# `DOCXToDocument`

In [1]:
%load_ext autoreload
%autoreload 2

## On its own

In [2]:
from haystack.components.converters.docx import DOCXToDocument, DOCXTableFormat
from datetime import datetime

In [3]:
converter = DOCXToDocument()
# or define the table format
converter = DOCXToDocument(table_format=DOCXTableFormat.CSV)

In [4]:
results = converter.run(sources=["sample.docx"], meta={"date_added": datetime.now().isoformat()})
documents = results["documents"]

In [5]:
print(documents[0].content)

Sample Document
This document was created using accessibility techniques for headings, lists, image alternate text, tables, and columns. It should be completely accessible using assistive technologies such as screen readers.
Headings
There are eight section headings in this document. At the beginning, "Sample Document" is a level 1 heading. The main section headings, such as "Headings" and "Lists" are level 2 headings. The Tables section contains two sub-headings, "Simple Table" and "Complex Table," which are both level 3 headings.
Lists
The following outline of the sections of this document is an ordered (numbered) list with six items. The fifth item, "Tables," contains a nested unordered (bulleted) list with two items.
Headings 
Lists 
Links 
Images 
Tables 
Simple Tables 
Complex Tables 
Columns 
Links
In web documents, links can point different locations on the page, different pages, or even downloadable documents, such as Word documents or PDFs:
Top of this Page
Sample Document
Sa

In [6]:
documents

[Document(id=90ce147c1c802e5d9146deeb539604917f1b5aa83a5f8b2f222743cfd414bec0, content: 'Sample Document
 This document was created using accessibility techniques for headings, lists, image ...', meta: {'file_path': 'sample.docx', 'date_added': '2024-12-30T10:27:34.994496', 'docx': DOCXMetadata(author='Mike Scott', category='', comments='', content_status='', created='2016-12-06T21:20:00+00:00', identifier='', keywords='', language='', last_modified_by='Mike Scott', last_printed=None, modified='2016-12-06T22:10:00+00:00', revision=3, subject='', title='', version='')})]

## In pipeline

In [7]:
from haystack import Pipeline
from haystack.document_stores.in_memory import InMemoryDocumentStore
from haystack.components.converters import DOCXToDocument
from haystack.components.preprocessors import DocumentCleaner
from haystack.components.preprocessors import DocumentSplitter
from haystack.components.writers import DocumentWriter

In [8]:
document_store = InMemoryDocumentStore()

In [9]:
pipeline = Pipeline()

pipeline.add_component("converter", DOCXToDocument())
pipeline.add_component("cleaner", DocumentCleaner())
pipeline.add_component("splitter", DocumentSplitter(split_by="sentence", split_length=5))
pipeline.add_component("writer", DocumentWriter(document_store=document_store))

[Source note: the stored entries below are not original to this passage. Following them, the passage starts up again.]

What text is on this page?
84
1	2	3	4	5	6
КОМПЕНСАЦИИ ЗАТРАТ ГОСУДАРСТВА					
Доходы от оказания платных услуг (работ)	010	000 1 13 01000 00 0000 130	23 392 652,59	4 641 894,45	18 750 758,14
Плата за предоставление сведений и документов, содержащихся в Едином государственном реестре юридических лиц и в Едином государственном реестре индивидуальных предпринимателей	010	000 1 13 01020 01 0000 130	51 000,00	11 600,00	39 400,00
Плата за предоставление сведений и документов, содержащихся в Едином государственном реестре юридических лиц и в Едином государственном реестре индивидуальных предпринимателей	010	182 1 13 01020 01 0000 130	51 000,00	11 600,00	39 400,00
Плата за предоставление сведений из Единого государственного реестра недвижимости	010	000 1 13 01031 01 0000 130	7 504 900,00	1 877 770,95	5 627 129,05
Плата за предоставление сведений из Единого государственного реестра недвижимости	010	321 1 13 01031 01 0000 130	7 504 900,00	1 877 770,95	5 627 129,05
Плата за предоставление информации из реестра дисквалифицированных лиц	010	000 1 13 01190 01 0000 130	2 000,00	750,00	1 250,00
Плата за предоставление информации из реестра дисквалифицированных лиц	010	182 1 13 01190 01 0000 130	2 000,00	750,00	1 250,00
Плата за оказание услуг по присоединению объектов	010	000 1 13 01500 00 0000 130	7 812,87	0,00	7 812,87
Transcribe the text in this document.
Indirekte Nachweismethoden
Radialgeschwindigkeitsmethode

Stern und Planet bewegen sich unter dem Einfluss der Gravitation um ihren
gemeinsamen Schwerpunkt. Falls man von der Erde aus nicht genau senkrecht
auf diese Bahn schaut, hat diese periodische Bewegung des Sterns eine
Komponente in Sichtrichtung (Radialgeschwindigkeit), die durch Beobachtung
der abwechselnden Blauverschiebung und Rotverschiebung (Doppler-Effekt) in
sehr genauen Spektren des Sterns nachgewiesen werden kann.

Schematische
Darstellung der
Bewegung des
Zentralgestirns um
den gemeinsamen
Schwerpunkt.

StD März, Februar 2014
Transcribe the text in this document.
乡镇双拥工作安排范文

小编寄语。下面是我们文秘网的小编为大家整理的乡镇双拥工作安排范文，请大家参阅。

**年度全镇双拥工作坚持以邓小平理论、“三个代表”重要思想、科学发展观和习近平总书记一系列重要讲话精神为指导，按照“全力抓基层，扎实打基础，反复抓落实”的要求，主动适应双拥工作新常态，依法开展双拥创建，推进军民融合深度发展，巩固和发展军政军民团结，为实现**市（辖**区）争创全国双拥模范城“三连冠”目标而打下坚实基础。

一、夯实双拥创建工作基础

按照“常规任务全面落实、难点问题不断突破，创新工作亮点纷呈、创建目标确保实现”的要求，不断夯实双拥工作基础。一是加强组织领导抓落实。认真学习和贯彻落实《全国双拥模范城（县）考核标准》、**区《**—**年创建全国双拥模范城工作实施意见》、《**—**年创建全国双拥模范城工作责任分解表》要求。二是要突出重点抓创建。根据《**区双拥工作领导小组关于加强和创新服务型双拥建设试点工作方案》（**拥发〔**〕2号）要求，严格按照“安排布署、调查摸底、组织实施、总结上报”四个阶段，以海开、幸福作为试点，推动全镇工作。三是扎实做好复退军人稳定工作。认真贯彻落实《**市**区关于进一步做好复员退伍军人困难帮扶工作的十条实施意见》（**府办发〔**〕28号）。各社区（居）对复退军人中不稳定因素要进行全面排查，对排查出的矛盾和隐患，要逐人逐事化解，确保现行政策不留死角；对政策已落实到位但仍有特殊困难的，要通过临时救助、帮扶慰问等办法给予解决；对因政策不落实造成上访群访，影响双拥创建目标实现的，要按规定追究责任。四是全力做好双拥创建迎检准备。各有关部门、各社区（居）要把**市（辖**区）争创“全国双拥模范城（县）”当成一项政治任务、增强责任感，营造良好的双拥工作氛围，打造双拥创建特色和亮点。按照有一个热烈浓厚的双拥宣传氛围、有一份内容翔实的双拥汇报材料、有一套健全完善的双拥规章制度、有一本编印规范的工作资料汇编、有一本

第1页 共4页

pipeline.connect("converter", "cleaner")
pipeline.connect("cleaner", "splitter")
pipeline.connect("splitter", "writer")

<haystack.core.pipeline.pipeline.Pipeline object at 0x7e5586ff24e0>
🚅 Components
  - converter: DOCXToDocument
  - cleaner: DocumentCleaner
  - splitter: DocumentSplitter
  - writer: DocumentWriter
🛤️ Connections
  - converter.documents -> cleaner.documents (List[Document])
  - cleaner.documents -> splitter.documents (List[Document])
  - splitter.documents -> writer.documents (List[Document])

In [10]:
file_names = ["sample.docx"]
res = pipeline.run({"converter": {"sources": file_names}})

In [11]:
res

{'writer': {'documents_written': 5}}

In [12]:
for doc in document_store.filter_documents():
    print(f"Content: {doc.content}\nLength {len(doc.content)}", end="\n========================\n\n")

Content: Sample Document
This document was created using accessibility techniques for headings, lists, image alternate text, tables, and columns. It should be completely accessible using assistive technologies such as screen readers.
Headings
There are eight section headings in this document. At the beginning, "Sample Document" is a level 1 heading. The main section headings, such as "Headings" and "Lists" are level 2 headings.
Length 422

Content:  The Tables section contains two sub-headings, "Simple Table" and "Complex Table," which are both level 3 headings.
Lists
The following outline of the sections of this document is an ordered (numbered) list with six items. The fifth item, "Tables," contains a nested unordered (bulleted) list with two items.
Headings Lists Links Images Tables Simple Tables Complex Tables Columns Links
In web documents, links can point different locations on the page, different pages, or even downloadable documents, such as Word documents or PDFs:
Top of this